Contoh ketiga dimana perhatian terhadap oksigen disarankan adalah dalam perawatan
pasien dengan penyakit yang berhubungan dengan stress oksidatif. Hal ini termasuk gangguan
spectrum autism, penyakit Alzheimer, Parkinson, diabetes tipe 1, kanker, dan penyakit
kardiovaskular. Pasien dengan kondisi ini membutuhkan operasi berkelanjutan. Karena mereka
telah terbebani dengan stress oksidatif, hiperoksemia dan hiperoksia memberikan beban
tambahan yang semakin memacu perjalanan penyakit. Disebutkan bahwa, individu yang sehat
juga berisiko mengalami peningkatan stress oksidatif selama operasi.
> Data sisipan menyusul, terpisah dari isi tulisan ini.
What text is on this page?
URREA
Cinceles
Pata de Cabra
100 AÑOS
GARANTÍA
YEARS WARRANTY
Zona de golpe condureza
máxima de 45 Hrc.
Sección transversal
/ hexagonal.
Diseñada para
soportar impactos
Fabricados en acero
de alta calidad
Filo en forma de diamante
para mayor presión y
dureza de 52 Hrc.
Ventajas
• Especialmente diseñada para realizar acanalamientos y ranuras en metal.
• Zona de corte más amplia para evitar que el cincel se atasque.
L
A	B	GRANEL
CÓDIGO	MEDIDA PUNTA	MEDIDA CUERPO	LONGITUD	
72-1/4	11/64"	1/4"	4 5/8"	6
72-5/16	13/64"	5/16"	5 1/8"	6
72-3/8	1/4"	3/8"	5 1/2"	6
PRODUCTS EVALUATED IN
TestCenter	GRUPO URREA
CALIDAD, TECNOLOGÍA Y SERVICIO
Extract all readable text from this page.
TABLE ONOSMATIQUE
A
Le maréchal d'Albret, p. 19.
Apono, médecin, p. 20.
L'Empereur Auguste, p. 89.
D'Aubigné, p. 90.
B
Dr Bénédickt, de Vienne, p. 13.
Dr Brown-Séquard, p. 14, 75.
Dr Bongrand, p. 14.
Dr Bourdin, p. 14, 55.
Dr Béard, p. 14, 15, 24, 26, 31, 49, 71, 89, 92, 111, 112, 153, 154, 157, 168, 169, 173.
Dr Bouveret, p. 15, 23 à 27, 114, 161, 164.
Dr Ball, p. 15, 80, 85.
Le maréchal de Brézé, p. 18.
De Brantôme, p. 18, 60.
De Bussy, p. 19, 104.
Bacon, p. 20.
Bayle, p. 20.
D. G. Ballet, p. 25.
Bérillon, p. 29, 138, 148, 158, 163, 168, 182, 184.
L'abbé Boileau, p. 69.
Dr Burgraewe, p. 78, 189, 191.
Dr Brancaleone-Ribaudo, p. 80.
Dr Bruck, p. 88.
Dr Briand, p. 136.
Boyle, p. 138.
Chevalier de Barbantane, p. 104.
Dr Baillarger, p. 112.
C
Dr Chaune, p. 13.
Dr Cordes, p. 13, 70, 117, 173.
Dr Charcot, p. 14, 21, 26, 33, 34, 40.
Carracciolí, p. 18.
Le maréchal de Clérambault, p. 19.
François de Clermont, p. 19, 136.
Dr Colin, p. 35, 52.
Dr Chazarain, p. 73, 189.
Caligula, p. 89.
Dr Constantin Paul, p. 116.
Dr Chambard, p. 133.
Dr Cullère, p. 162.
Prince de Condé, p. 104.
Menggunakan jumlah
paling sedikit dari oksigen dibutuhkan untuk mendukung agar homeostasis terjaga pada kadar
yang rasional.
Kesimpulan
Pada permulaan, standard LOLA diajukan sebagai strategi “antioksidan” klinis. Seperti
konsep Martin dan Grocott tentang “control yang tepat terhadap oksigenasi arteri” (PCOA) dan
“hipoksemia yang dibolehkan” (PH), standard LOLA juga ditujukan pada perhatian yang sama
yaitu: hipoksemia. Seperti PCOA dan PH, LOLA membutuhkan data acuan, berupa data
penggunaan oksigen secara ilmiah.
Tantangan signifikan terhadap LOLA, adalah sifat alamiah manusia. Oksimetri nadi
memfasilitasi pengawasan terhadap SaO2; namun hal tersebut juga bias terhadap suplementasi
berlebihan. Pada kadar 100%, SaO2/PaO2 oksigen Hb memisahkan hubungan yang dapat
bervariasi sebanyak 6 kali lipat (100-600 mmHg). Penurunan nada dengan penurunan pada SaO2
dari 100% ke 97% tidak sesuai dengan proporsi yang dibutuhkan untuk proses fisiologis yang
signifikan. Responnya dapat meningkatkan FiO2. Dengan oksimeter denyut kerikandikembalikan
menjadi 100%, sehingga pasiennya dapat berisiko kembali mengalami overdosis. Secara tak
tampak,ROS mengakumulasikan antara kebutuhan dan kapasitas antioksidan intrinsik; invisibly,
kerusakan tidak dapat dideteksi atau salah dipahami pada pemeriksaan pasca operasi.
Dokter menggunakan oksigen supplemental untuk “menjamin” pengiriman gas. Tapi,
jendela oksigen terapi terbatas.Nilai standard LOLA atau PCOA merupakan suatu perhatian
terhadap kejadian overdosisnya oksigen yang membutuhkan solusi. Jika keamanan merupakan
bebas dari bahaya, satu tujuan keamanan seharusnya dapat meminimalisir kerusakan
submolekuler. Tujuan ini dapat diraih bahkan sewaktu ilmu pengetahuan tersebut bermaksud
untuk menjawab pertanyaan yang lain.